The switch spark.sql.join.preferSortMergeJoin=false is enabled

The average size per partition does not exceed spark.sql.autoBroadcastJoinThreshold (so the hash table fits in memory)

streamIter is at least three times larger than buildIter

Because these conditions are strict, hash join is rarely used; sort‑merge join usually offers comparable performance.

Specific Join Types

Inner Join

Both sides must satisfy the join condition. Spark automatically treats the larger table as streamIter and the smaller as buildIter. If no matching record is found on the right side, the row is omitted.

Left Outer Join

The left table is the primary side; if no matching record exists on the right, a row with all right‑side fields set to NULL is emitted.

Right Outer Join

The right table is the primary side; missing matches on the left produce rows with NULL left‑side fields.

Full Outer Join

Combines the behavior of left and right outer joins. Spark implements it using sort‑merge join, treating each side alternately as streamIter and buildIter. The algorithm compares keys from both sides and emits matched rows, or rows with NULLs when a key exists only on one side.

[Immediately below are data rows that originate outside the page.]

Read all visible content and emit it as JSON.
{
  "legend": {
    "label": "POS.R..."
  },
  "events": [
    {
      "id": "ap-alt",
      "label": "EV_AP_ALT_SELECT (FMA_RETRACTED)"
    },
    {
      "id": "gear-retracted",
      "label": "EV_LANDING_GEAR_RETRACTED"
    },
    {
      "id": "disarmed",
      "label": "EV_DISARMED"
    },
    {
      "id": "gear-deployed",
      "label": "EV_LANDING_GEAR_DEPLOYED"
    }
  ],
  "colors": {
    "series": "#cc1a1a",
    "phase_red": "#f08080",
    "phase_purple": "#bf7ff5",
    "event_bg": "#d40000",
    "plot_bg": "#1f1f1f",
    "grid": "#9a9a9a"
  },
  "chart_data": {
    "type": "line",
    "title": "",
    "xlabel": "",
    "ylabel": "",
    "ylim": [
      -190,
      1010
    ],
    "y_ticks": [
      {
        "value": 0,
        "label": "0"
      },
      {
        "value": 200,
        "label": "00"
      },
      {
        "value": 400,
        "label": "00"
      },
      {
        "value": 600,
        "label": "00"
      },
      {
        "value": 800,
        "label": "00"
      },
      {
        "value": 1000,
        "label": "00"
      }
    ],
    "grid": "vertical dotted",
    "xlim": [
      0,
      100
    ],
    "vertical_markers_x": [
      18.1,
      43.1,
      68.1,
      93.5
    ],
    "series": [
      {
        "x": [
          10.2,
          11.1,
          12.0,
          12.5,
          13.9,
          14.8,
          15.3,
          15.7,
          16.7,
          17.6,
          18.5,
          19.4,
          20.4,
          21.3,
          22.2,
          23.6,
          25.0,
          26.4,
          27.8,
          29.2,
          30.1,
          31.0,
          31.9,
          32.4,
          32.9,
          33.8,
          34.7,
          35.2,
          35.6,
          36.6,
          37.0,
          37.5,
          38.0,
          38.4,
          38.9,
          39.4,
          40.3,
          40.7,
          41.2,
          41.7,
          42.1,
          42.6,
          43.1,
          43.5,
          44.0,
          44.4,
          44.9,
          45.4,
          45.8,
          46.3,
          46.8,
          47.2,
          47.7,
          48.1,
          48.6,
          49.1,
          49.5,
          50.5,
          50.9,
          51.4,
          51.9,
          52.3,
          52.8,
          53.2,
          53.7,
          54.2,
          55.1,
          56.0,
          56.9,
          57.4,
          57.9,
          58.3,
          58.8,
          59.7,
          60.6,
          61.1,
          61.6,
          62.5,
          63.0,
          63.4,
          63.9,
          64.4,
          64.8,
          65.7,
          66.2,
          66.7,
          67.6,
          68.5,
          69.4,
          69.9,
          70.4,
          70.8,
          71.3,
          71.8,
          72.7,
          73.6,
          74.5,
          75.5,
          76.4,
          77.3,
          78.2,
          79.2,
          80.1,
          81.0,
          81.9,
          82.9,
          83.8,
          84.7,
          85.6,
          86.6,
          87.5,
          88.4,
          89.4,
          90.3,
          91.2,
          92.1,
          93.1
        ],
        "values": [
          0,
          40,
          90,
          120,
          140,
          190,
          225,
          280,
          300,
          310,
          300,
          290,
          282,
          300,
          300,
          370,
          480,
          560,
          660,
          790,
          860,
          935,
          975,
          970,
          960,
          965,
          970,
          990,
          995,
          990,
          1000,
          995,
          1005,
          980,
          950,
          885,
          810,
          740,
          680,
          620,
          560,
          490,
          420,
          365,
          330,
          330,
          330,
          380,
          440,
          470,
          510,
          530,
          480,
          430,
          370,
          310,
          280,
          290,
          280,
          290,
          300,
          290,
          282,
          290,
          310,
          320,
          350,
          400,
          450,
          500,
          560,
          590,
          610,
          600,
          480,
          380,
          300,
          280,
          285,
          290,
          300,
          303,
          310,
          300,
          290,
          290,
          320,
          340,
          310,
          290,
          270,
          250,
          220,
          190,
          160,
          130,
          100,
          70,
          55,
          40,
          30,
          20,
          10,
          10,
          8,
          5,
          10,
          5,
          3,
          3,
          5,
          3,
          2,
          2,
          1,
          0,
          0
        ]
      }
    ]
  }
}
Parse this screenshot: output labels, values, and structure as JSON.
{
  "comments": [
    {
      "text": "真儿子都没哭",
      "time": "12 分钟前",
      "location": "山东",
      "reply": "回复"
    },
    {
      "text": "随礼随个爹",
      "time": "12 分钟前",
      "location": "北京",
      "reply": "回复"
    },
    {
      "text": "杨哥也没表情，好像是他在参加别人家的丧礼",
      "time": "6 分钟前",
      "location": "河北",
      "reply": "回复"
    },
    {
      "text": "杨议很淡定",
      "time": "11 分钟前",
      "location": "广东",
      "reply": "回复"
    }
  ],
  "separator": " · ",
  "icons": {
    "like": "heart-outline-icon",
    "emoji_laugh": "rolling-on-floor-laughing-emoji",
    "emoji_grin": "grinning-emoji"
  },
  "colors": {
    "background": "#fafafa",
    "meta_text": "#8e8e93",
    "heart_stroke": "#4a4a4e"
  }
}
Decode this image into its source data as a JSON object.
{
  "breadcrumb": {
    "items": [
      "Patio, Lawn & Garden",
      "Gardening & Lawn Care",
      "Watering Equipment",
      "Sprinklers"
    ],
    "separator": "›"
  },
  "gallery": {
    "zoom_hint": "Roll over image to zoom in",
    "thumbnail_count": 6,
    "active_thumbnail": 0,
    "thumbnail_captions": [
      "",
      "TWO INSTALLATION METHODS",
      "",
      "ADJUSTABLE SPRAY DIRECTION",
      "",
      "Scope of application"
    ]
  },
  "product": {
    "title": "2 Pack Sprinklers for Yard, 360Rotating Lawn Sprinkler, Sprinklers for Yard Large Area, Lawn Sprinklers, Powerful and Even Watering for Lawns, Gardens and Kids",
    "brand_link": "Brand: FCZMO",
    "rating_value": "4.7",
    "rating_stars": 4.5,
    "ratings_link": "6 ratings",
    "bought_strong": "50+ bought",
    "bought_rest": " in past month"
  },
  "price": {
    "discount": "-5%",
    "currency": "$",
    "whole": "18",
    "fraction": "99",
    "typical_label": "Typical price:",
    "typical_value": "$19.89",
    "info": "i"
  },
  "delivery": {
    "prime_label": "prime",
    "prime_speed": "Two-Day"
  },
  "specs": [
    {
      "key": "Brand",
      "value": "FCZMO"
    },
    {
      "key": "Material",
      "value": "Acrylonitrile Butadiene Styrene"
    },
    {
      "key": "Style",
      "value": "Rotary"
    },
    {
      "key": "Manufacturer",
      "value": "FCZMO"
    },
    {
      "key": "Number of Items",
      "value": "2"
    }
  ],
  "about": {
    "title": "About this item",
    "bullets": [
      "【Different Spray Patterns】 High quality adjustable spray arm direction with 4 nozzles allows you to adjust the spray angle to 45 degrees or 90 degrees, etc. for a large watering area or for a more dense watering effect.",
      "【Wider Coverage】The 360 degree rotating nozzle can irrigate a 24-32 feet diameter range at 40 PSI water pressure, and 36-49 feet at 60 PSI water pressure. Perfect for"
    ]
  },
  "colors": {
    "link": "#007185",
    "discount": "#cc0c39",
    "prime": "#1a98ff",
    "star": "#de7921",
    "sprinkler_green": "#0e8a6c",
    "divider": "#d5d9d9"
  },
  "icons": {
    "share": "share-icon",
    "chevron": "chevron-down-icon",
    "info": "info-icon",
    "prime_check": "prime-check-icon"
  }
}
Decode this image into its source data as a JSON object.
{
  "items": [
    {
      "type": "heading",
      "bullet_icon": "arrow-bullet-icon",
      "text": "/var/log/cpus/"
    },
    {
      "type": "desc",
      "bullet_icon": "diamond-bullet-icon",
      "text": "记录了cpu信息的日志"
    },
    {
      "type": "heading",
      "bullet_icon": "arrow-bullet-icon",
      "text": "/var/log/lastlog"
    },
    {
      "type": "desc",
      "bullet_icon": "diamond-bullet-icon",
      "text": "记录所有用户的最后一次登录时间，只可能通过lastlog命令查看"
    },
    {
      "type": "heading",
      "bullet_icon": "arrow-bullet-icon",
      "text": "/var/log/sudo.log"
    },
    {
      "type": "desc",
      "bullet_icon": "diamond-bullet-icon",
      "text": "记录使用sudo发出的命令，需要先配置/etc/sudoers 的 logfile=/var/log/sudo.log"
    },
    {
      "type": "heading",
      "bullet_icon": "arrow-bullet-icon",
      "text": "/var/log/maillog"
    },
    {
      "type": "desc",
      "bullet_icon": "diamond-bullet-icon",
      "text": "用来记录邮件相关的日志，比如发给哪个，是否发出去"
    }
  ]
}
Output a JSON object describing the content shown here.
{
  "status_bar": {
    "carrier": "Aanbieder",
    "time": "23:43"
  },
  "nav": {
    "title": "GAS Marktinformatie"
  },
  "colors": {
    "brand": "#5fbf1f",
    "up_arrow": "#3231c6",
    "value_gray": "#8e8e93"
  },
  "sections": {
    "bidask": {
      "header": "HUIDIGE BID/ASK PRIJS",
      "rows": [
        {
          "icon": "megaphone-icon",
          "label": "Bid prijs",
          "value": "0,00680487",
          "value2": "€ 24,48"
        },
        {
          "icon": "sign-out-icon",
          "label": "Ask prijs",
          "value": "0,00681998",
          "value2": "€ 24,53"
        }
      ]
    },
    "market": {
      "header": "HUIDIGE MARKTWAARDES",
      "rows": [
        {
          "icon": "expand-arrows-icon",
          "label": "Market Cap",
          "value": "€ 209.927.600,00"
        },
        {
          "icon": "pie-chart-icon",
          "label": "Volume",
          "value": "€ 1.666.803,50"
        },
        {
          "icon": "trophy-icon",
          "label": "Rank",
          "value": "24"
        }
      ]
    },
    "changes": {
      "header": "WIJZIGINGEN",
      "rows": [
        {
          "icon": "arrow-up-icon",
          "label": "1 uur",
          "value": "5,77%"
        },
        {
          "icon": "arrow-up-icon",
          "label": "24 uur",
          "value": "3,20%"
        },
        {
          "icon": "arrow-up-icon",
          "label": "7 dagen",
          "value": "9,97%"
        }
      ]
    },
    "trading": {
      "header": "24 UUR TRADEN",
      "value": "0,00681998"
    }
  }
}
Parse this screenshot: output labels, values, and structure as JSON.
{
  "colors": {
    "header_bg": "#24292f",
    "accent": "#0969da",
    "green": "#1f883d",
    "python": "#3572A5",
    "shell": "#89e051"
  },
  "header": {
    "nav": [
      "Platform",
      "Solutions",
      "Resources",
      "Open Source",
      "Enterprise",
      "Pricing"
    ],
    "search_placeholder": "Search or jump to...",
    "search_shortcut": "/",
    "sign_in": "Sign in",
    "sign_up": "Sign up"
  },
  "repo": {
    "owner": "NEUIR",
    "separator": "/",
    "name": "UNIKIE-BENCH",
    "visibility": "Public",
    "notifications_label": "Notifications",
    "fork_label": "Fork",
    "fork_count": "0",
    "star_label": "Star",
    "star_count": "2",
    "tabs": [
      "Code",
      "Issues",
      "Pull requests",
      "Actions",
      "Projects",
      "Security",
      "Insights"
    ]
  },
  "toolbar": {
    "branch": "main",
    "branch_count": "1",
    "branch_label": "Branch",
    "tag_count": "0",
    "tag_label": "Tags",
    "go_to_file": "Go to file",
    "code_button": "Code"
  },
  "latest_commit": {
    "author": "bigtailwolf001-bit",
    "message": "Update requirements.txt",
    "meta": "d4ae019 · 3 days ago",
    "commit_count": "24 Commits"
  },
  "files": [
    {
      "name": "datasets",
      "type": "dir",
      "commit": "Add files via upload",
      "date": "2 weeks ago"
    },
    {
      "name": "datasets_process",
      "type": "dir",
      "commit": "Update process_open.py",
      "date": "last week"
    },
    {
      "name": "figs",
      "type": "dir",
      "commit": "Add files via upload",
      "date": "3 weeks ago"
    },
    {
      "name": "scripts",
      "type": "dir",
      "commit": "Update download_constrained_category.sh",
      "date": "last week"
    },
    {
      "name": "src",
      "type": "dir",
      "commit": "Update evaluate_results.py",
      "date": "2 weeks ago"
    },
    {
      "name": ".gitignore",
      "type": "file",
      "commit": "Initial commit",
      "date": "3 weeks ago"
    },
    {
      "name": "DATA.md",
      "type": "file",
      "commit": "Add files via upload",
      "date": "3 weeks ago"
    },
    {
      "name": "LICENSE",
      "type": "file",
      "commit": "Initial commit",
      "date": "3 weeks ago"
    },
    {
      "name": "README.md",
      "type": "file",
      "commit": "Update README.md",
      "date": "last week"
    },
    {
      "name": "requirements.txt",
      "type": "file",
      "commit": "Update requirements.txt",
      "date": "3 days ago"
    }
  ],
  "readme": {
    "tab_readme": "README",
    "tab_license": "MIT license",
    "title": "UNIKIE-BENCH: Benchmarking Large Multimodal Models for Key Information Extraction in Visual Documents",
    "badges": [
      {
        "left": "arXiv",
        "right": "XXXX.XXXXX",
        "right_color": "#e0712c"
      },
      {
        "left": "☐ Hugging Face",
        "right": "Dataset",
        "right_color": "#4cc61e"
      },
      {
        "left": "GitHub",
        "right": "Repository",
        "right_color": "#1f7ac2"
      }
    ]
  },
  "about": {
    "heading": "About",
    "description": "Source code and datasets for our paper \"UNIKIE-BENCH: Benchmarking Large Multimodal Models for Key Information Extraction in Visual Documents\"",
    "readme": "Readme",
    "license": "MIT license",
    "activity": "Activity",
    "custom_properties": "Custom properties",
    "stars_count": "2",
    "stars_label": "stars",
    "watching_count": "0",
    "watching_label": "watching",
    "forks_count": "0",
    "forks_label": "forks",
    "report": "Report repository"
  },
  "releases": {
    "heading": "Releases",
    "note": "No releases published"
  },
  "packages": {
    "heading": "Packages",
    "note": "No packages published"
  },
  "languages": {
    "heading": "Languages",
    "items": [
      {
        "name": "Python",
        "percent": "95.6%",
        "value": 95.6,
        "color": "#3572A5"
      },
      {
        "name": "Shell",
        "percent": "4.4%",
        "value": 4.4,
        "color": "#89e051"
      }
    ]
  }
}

During the merge, if keyA<keyB , the left row is joined with a null row; if keyA>keyB , the right row is joined with a null row; otherwise the rows are joined together.

Left Semi Join

Returns only the left‑side rows that have at least one matching row on the right; non‑matching left rows are omitted.

Left Anti Join

Returns only the left‑side rows that have no matching rows on the right.

Conclusion

Joins are a fundamental operation in database queries. SparkSQL, as a distributed data‑warehouse system, provides comprehensive join support and performs numerous internal optimizations transparently. Understanding these join implementations helps developers better grasp the execution path of their Spark applications.